CONTACT Jennifer L. Stow [email protected] y GTPases in Trafficking Series- Editorial © 2016 Taylor & Francis
In keeping with the ethos of the journal, to “serve the community of cell biologists in multiple ways” we are launching a rolling series of articles, reviews, toolboxes and commentaries dedicated to small GTPases in trafficking.
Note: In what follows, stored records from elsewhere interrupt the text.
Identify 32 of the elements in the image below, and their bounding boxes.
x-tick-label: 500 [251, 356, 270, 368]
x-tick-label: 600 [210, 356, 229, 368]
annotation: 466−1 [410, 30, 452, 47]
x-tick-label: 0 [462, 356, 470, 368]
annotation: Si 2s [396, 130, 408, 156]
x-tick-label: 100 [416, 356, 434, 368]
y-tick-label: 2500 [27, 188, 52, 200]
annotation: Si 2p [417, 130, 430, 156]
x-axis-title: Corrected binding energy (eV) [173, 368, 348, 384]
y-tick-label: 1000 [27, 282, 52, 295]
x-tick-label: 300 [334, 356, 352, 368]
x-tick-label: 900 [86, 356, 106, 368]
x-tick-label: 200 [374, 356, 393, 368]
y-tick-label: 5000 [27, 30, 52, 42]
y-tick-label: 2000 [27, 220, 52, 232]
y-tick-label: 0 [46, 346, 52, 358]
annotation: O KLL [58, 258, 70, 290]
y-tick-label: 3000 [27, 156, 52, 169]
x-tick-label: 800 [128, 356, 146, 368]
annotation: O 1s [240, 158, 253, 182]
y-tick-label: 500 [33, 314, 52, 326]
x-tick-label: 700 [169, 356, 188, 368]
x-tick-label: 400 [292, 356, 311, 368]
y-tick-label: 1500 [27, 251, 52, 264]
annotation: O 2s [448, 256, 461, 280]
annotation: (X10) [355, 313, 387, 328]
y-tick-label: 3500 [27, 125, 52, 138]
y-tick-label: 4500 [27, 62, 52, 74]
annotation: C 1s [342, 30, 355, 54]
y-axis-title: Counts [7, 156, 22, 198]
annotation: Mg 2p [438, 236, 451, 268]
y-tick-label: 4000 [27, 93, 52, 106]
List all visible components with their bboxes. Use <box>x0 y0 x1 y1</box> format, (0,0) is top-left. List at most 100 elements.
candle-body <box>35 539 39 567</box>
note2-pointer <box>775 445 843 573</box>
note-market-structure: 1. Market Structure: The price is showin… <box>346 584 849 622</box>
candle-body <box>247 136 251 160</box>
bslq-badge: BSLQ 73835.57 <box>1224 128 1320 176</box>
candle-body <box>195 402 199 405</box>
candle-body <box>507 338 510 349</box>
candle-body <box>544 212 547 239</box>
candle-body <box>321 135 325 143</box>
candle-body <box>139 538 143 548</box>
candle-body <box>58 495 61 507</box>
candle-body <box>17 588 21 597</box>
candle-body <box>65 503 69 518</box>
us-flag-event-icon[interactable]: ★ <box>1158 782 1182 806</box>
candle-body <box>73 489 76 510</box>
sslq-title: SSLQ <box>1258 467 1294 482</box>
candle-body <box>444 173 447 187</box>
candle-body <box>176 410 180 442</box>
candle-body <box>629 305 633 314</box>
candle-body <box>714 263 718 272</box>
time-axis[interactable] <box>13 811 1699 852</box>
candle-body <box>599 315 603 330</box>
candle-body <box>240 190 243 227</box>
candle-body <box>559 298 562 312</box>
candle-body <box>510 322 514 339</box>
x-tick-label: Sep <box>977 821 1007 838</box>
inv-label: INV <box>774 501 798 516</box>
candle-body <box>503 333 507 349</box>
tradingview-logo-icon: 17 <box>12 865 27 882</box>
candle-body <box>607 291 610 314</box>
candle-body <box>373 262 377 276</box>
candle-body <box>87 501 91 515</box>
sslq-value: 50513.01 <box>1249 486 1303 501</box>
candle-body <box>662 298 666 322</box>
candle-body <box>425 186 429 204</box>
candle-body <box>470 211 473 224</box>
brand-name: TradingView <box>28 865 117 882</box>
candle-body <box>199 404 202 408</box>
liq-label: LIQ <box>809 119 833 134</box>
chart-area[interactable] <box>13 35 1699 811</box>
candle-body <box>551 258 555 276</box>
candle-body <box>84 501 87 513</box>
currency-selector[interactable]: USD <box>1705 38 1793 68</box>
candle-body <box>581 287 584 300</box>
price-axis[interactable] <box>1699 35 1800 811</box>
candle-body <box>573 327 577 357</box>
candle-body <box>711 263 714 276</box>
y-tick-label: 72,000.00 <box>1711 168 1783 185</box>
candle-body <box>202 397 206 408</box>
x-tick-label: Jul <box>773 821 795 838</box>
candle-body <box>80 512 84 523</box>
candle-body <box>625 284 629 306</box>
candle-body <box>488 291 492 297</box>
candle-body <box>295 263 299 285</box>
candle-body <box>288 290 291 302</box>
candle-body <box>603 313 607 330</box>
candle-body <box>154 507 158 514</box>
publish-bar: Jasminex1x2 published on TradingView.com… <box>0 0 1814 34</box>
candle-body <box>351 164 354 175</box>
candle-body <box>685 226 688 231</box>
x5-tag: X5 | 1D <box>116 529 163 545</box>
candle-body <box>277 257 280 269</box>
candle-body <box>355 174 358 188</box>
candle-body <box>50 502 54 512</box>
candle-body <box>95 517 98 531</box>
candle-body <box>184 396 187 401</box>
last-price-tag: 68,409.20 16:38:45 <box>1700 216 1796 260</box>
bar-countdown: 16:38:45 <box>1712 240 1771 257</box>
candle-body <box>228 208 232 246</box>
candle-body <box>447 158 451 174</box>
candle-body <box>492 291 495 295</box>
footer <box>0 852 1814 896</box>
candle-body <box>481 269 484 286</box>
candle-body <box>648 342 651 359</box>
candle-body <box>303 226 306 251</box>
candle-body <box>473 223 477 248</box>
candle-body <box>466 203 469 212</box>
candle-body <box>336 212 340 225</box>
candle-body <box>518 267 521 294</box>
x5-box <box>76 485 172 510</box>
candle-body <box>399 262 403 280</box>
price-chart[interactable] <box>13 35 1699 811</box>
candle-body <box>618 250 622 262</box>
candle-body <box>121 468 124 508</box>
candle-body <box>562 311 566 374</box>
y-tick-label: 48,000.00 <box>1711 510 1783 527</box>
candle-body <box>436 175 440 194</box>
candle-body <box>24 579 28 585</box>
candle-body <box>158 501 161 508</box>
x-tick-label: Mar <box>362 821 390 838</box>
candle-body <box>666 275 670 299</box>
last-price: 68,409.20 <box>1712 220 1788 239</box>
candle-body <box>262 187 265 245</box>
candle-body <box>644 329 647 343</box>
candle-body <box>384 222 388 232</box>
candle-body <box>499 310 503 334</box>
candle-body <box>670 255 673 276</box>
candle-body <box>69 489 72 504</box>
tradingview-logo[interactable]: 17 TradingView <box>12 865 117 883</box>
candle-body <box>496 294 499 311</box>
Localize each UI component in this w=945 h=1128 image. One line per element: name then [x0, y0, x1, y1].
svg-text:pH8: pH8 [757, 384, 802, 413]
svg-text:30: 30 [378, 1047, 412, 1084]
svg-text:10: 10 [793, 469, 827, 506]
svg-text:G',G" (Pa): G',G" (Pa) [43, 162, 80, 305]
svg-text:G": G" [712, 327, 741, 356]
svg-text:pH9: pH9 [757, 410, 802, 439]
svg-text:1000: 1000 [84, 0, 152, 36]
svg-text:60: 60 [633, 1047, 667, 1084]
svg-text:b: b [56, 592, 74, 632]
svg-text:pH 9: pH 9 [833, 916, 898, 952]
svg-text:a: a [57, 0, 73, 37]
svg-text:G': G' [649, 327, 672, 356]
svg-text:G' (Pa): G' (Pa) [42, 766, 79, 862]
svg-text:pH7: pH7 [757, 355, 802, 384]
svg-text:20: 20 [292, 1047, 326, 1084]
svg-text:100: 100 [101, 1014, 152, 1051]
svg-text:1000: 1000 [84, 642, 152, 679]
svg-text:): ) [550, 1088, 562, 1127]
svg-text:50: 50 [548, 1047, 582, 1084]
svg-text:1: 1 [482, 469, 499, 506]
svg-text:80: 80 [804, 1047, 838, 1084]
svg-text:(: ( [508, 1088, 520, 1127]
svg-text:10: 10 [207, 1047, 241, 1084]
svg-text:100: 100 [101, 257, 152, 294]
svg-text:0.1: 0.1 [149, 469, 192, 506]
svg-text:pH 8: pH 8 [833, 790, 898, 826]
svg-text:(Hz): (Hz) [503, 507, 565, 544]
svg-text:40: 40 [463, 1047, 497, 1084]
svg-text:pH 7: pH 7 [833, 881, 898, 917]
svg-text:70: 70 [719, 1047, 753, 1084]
The aim of this series is to inform, present data, and assist ongoing research by highlighting resources, reagents and approaches that facilitate family-wide or broad spectrum analysis of GTPase expression, location, function, protein interactions, cross species comparisons and roles in disease. For instance, in an accompanying article by Yeo et al.1 in this issue we present a sequence of multiple members of the Rab family recruited to phagosomal membranes in macrophages, as a basis for dissecting coordinated Rab control of phaogocytosis in different infectious or developmental contexts. Another particularly potent use of this series will be “Toolbox” articles used to present and discuss GTPase resources, for instance large plasmid collections that are simultaneously deposited with the not-for-profit distributor Addgene (www.addgene.org). Kicking off this initiative is a family wide repository of ARF family plasmids and a Toolbox by Richard Kahn.2 We hope that this series, together with the CellLogBlog, will foster collaborations and ensure maximal use of the experimental reagents we all create. The series will also be a ready source of information on families of GTPases as a reference for those working in the field and also for those new to studies on GTPase families or family members. We invite expressions of interest from those who may have resources or articles to contribute.
References [1] Yeo JC, Wall AA, Luo L, Stow J. Sequential recruitment of Rab GTPases during early stages of phagocytosis. Cell Logist 2016; 6(1): e1140615 [12 p]. [2] Kerr SC, Kahn R. Tool box: Plasmids for the expression or knockdown of human ARF Family GTPases (ARF/ARL/SAR) and their co-expression in bacteria with N-myristoyltransferases. Cell Logist 2015; 5(3): e1090523 [6 p].